Звягин протянул ему бумажку с чертежиком.
– Так. Ясно… Правильно… Ну, допустим… А номер тебе какой?
Звягин зевнул безмятежно:
– Еще не придумал. Придумаю – позвоню.
– Ладно, – обдал радушием Влад. – Уж если Звягин просит – сделаем. Лучше настоящего. Но, Леня, я надеюсь…
– И не вздумай волноваться. Мое слово!
Дома у Звягина, несмотря на его неизменную доброжелательную невозмутимость, что-то зачуяли: не то биотоки из него какие-то исходили, не то угрюмая боевая улыбка прорезалась то и дело в глубине глаз, как перископ подлодки.
– Похоже, и тебя достала действительность, – не без известной насмешки посочувствовала жена.
– Отнюдь. Я ее сам достану, – пообещал Звягин.
Вечером он достал с антресолей две коробки с фотографиями, весь семейный архив, и они втроем перебирали желтеющие реликвии кочевой биографии:
– Ой, папка! Какой ты был стройный лейтенантик, прямо смерть гимназисткам.

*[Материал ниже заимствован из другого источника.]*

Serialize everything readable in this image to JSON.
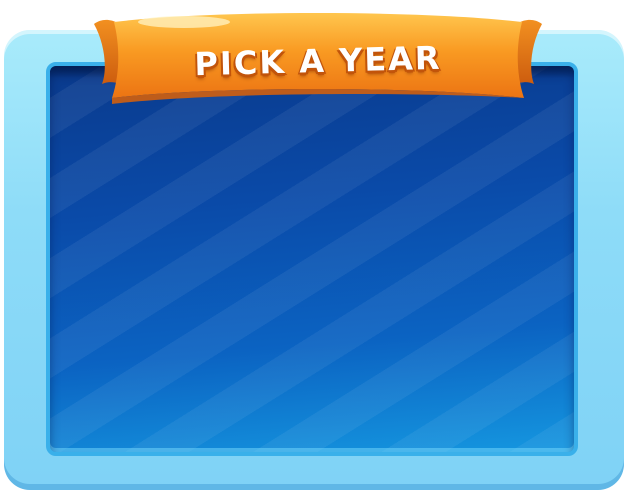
{
  "banner": {
    "title": "PICK A YEAR"
  },
  "colors": {
    "frame": "#8edcf8",
    "panel_top": "#0a3a8c",
    "panel_bottom": "#1597e0",
    "banner_orange": "#f7921e",
    "banner_light": "#ffc24a",
    "banner_dark": "#d8620f"
  }
}
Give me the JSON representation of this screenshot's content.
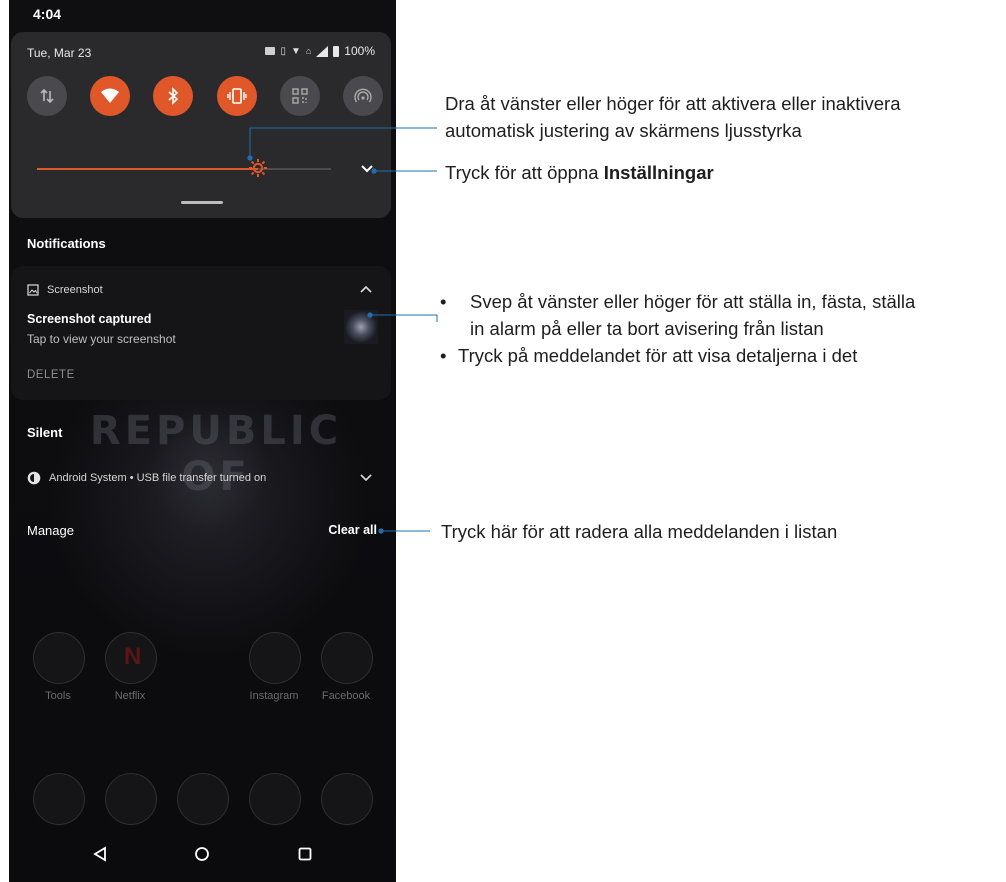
{
  "status_bar": {
    "time": "4:04"
  },
  "quick_settings": {
    "date": "Tue, Mar 23",
    "battery": "100%",
    "tiles": [
      {
        "name": "mobile-data",
        "on": false
      },
      {
        "name": "wifi",
        "on": true
      },
      {
        "name": "bluetooth",
        "on": true
      },
      {
        "name": "vibrate",
        "on": true
      },
      {
        "name": "qr-scan",
        "on": false
      },
      {
        "name": "hotspot",
        "on": false
      }
    ],
    "brightness_level": 0.75
  },
  "notifications": {
    "header": "Notifications",
    "card": {
      "app_name": "Screenshot",
      "title": "Screenshot captured",
      "body": "Tap to view your screenshot",
      "action": "DELETE"
    },
    "silent_header": "Silent",
    "silent_item": "Android System • USB file transfer turned on",
    "manage": "Manage",
    "clear_all": "Clear all"
  },
  "wallpaper_text": "REPUBLIC OF",
  "home_apps": [
    {
      "label": "Tools"
    },
    {
      "label": "Netflix"
    },
    {
      "label": "Instagram"
    },
    {
      "label": "Facebook"
    }
  ],
  "callouts": {
    "brightness_line1": "Dra åt vänster eller höger för att aktivera eller inaktivera",
    "brightness_line2": "automatisk justering av skärmens ljusstyrka",
    "settings_prefix": "Tryck för att öppna ",
    "settings_bold": "Inställningar",
    "swipe_bullet_line1": "Svep åt vänster eller höger för att ställa in, fästa, ställa",
    "swipe_bullet_line2": "in alarm på eller ta bort avisering från listan",
    "tap_bullet": "Tryck på meddelandet för att visa detaljerna i det",
    "clear_all_callout": "Tryck här för att radera alla meddelanden i listan"
  }
}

Документную фотографию в повседневной майорской форме Звягин сунул в карман. «Правда, петлицы десантные. Но ведь могут быть любые. Так, теперь осталось всего лишь найти хорошего художника… не столько живописца, сколько – кого надо. Ну, Таня-Танюшка, Татьяна трах Ильинична, уж не подведи, старая боевая лошадь… а то ведь повешу, на твоем же крючке от твоей же люстры и повешу, недрогнувшей рукой и на ненамыленной веревке… и хрен дознаются, вот что забавно».
– А теперь – впер-ред, хр-ромоногие! – скомандовал он офицерским рубленым рыком.
– А?! – подпрыгнула жена.
Дочка захохотала, посмотрела на часы и пошла в туалет.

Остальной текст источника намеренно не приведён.